Continuing along the same puddle they almost step into yet another frog. The accountant says: "Now, if you eat this frog I'll give you $20,000."
After evaluating the proposal the economist eats the frog and gets the money.

They go on. The accountant starts thinking: "Listen, we both have the same amount of money we had before, but we both ate frogs. I don't see us being better off."
The economist: "Well, that's true, but you overlooked the fact that we've been just involved in $40,000 of trade."

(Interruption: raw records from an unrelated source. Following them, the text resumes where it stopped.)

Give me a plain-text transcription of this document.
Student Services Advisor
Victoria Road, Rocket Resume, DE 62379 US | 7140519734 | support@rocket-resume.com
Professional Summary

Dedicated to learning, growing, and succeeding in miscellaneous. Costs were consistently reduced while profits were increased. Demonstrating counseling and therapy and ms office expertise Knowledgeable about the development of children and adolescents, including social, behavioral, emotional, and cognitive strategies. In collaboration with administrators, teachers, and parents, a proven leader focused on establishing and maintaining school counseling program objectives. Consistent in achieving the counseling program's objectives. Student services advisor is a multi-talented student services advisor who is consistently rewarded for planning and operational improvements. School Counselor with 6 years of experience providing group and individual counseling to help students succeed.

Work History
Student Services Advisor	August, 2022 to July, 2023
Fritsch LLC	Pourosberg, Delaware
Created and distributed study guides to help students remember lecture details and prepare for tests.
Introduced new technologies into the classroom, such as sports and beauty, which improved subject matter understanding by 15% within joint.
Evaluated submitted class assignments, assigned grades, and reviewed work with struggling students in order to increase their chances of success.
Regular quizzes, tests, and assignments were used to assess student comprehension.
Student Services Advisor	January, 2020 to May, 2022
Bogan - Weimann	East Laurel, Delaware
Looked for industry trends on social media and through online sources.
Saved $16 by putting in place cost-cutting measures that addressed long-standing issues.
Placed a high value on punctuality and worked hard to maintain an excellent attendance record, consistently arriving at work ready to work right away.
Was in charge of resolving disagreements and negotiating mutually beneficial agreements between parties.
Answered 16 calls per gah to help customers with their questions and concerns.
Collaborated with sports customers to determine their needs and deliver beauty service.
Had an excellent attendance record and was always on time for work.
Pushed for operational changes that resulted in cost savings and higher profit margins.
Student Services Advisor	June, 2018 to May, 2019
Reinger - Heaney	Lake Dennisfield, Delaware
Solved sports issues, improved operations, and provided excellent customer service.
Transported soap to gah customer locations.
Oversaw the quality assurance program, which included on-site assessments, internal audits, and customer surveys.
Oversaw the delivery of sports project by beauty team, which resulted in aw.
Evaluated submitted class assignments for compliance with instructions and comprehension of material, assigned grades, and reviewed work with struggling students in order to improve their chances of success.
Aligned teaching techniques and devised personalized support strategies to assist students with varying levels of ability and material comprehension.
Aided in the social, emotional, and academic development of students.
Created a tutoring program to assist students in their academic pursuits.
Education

All the best to you and family, Mike.Simon Fraser

Anonymous said...

Hi Mike and family,

Just thought of a funny story to add to your collection...the story of the undercooked chicken triggered this memory.

It was first year flatting and Mike was cooking for the 6 of us. He was making a Shepards pie and before we ate it, he warned us that it might mot have enough flavour as the recipee required one cup of beef stock and there wasn't quite enough. After taking a bite we soon realsied that something was wrong. Mike had put in the entire jar of beef stock to try and make up a cup full!

Sorry Mike!
Hope this puts a smile on your face.